Urbanes Leben in der digitalen Moderne
Laternenmasten mit Strickschals, Parkbuchten mit Salatbeeten - in der Stadt tut sich was. Hanno Rauterberg beschreibt in "Wir sind die Stadt!" die neue Urbanität. Ein richtig fröhliches Pamphlet, ein Aufruf zur Kreativität. Begeistert führt Rauterberg den Pessimisten und Totengräbern der Stadtkultur ihre Irrtümer vor. In den letzten Jahrzehnten hätten Soziologen, Philosophen und sogar Städteplaner immer wieder die Stadt für tot erklärt. Rührend wirken hier auch die Rettungsversuche mit verkehrsberuhigten Zonen, Grünanlagen und verglasten Einkaufspassagen, die reale Erlebnisräume schaffen sollten.
Frappierend, dass erst mit Smartphone und Laptop das richtige Leben in die City zurückgekehrt ist. Es ist wie eine neue Variante des mittelalterlichen Grundsatzes "Stadtluft macht frei" - mit dem IPhone. "Das hat zum Beispiel damit zu tun, dass viele Leute doch merken: Das Netz ist nicht alles. Dort kann man nicht riechen, nicht schmecken, man kann sich gegenseitig nicht berühren. Man hat auch keine Erfahrung von Menge, von Masse", schreibt Rauterberg.
Es ist vor allem das Spontane, das Ungeplante am neuen Lebensgefühl und seinen mannigfaltigen Ausdrucksformen, das den Autor so fasziniert. Man spürt durch das ganze Buch förmlich seine Freude darüber, dass ein scheinbar todkranker Patient so kraftvoll lebt und - im wahrsten Sinne des Wortes - erblüht. Denn die privat initiierten öffentlichen Pflanzaktionen sind wohl der deutlichste Beweis dafür, dass Bürger ihre Umgebung selber gestalten und die Betonödnis nicht mehr still erleiden wollen.

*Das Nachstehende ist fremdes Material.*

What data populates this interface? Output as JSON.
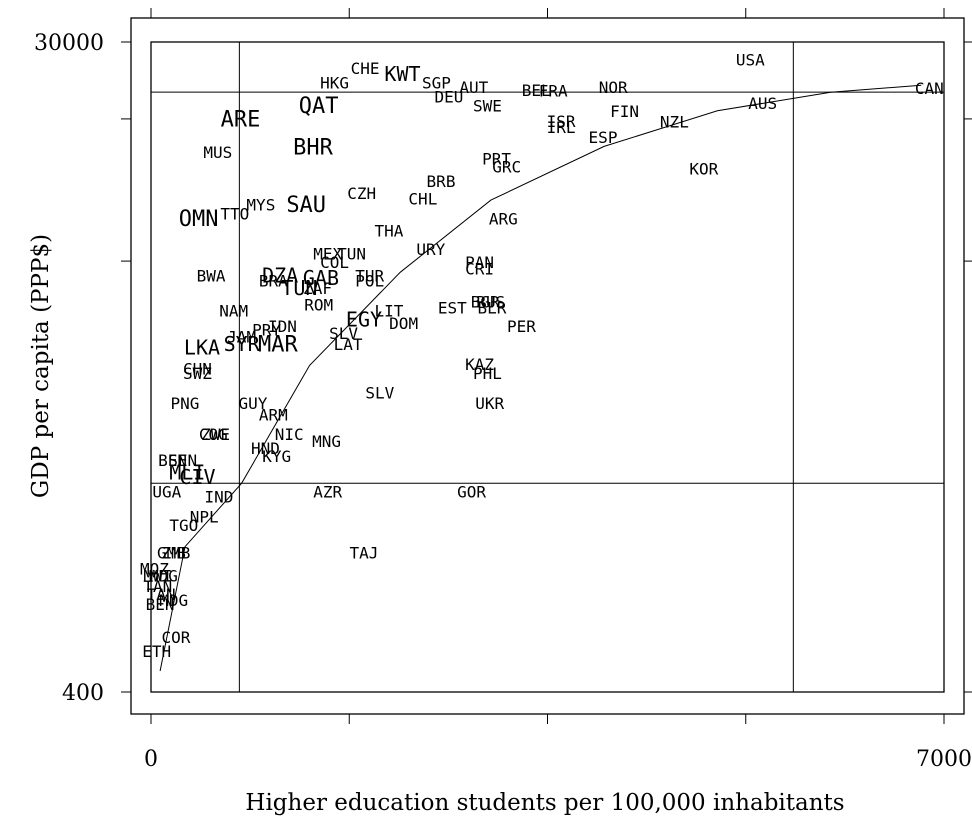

Der optimistische Grundton macht sein Büchlein lesenswert. Wo der Soziologe David Harvey in "Rebellische Städte" das kapitalistische System anklagte und die Lösung im Klassenkampf sah, setzt Rauterberg auf Gruppendynamik. Der Urbanismus von unten trete nicht machtvoll in Erscheinung, habe keine Lobby. Rauterberg sieht darin die Stärke. Denn der Wandel werde von allen gesteuert. Bald ist Fußball-WM, Zeit für Public Viewing. Miteinander feiern und vielleicht noch eine Bushaltestelle einstricken oder ein Salatbeet säen. Zusammenfinden im Internet und raus in die Stadt.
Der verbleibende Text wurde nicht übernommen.